Das Strafgesetzbuch sieht bei Betrug und Urkundenfälschung Freiheitsstrafen von bis zu fünf Jahren vor, beim - wie oben geschilderten - gewerbsmäßigen Betrug ist bis zu zehn Jahren Freiheitsstrafe möglich (§ 263 Abs. 3 Nr. 1, 1. Alternative StGB), auch wenn eine solche Strafe in der Praxis kaum ausgesprochen wird. Allerdings kann eine Freiheitsstrafe (max. bis zu einem Jahr) im Strafbefehlsverfahren nur dann verhängt werden, wenn der Angeschuldigte einen Verteidiger hat (§ 407 Abs. 2, Satz 2 StPO).
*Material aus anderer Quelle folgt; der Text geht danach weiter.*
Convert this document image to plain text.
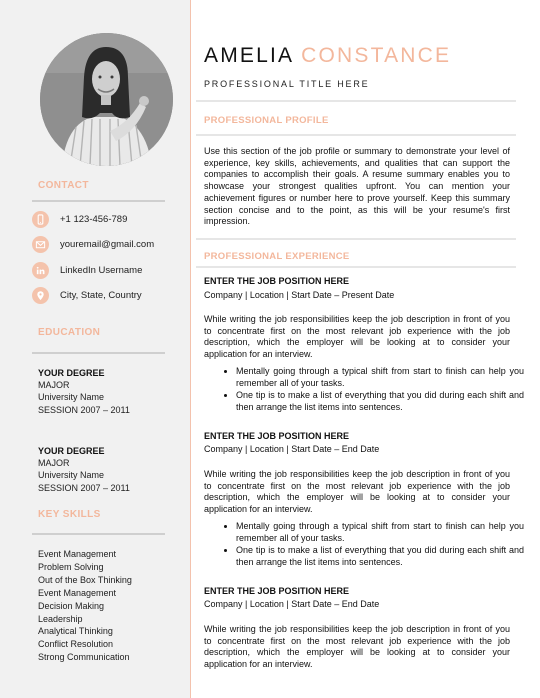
CONTACT
+1 123-456-789
youremail@gmail.com
LinkedIn Username
City, State, Country
EDUCATION
YOUR DEGREE
MAJOR
University Name
SESSION 2007 – 2011
YOUR DEGREE
MAJOR
University Name
SESSION 2007 – 2011
KEY SKILLS
Event Management
Problem Solving
Out of the Box Thinking
Event Management
Decision Making
Leadership
Analytical Thinking
Conflict Resolution
Strong Communication
AMELIA CONSTANCE
PROFESSIONAL TITLE HERE
PROFESSIONAL PROFILE
Use this section of the job profile or summary to demonstrate your level of experience, key skills, achievements, and qualities that can support the companies to accomplish their goals. A resume summary enables you to showcase your strongest qualities upfront. You can mention your achievement figures or number here to prove yourself. Keep this summary section concise and to the point, as this will be your resume's first impression.
PROFESSIONAL EXPERIENCE
ENTER THE JOB POSITION HERE
Company | Location | Start Date – Present Date
While writing the job responsibilities keep the job description in front of you to concentrate first on the most relevant job experience with the job description, which the employer will be looking at to consider your application for an interview.
• Mentally going through a typical shift from start to finish can help you remember all of your tasks.
• One tip is to make a list of everything that you did during each shift and then arrange the list items into sentences.
ENTER THE JOB POSITION HERE
Company | Location | Start Date – End Date
While writing the job responsibilities keep the job description in front of you to concentrate first on the most relevant job experience with the job description, which the employer will be looking at to consider your application for an interview.
• Mentally going through a typical shift from start to finish can help you remember all of your tasks.
• One tip is to make a list of everything that you did during each shift and then arrange the list items into sentences.
ENTER THE JOB POSITION HERE
Company | Location | Start Date – End Date
While writing the job responsibilities keep the job description in front of you to concentrate first on the most relevant job experience with the job description, which the employer will be looking at to consider your application for an interview.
Ob das Strafbefehlsverfahren der geeignete Weg zur wirksamen Verteidigung ist, hängt vom Einzelfall und von einer Vielzahl verschiedener Faktoren ab (Vorstrafen, Beweislage, Schadenshöhe, etc.), die der Verteidiger nach erfolgter Akteneinsicht zu prüfen hat. Auch die Bereitschaft der Staatsanwaltschaft und des Amtsgerichts, die Sache im Strafbefehlswege „zu erledigen", spielt eine wichtige Rolle. Hier kommt es entscheidend auf die richtige Aufbereitung des Falles durch die Verteidigung im Ermittlungsverfahren an.
Sollte der Inhalt und/oder die Strafhöhe des Strafbefehls nicht gerechtfertigt sein, so ist innerhalb von zwei Wochen nach Zustellung des Strafbefehls Einspruch möglich (§ 410 StPO); die Sache wird dann vor dem zuständigen Gericht in einer öffentlichen Hauptverhandlung verhandelt.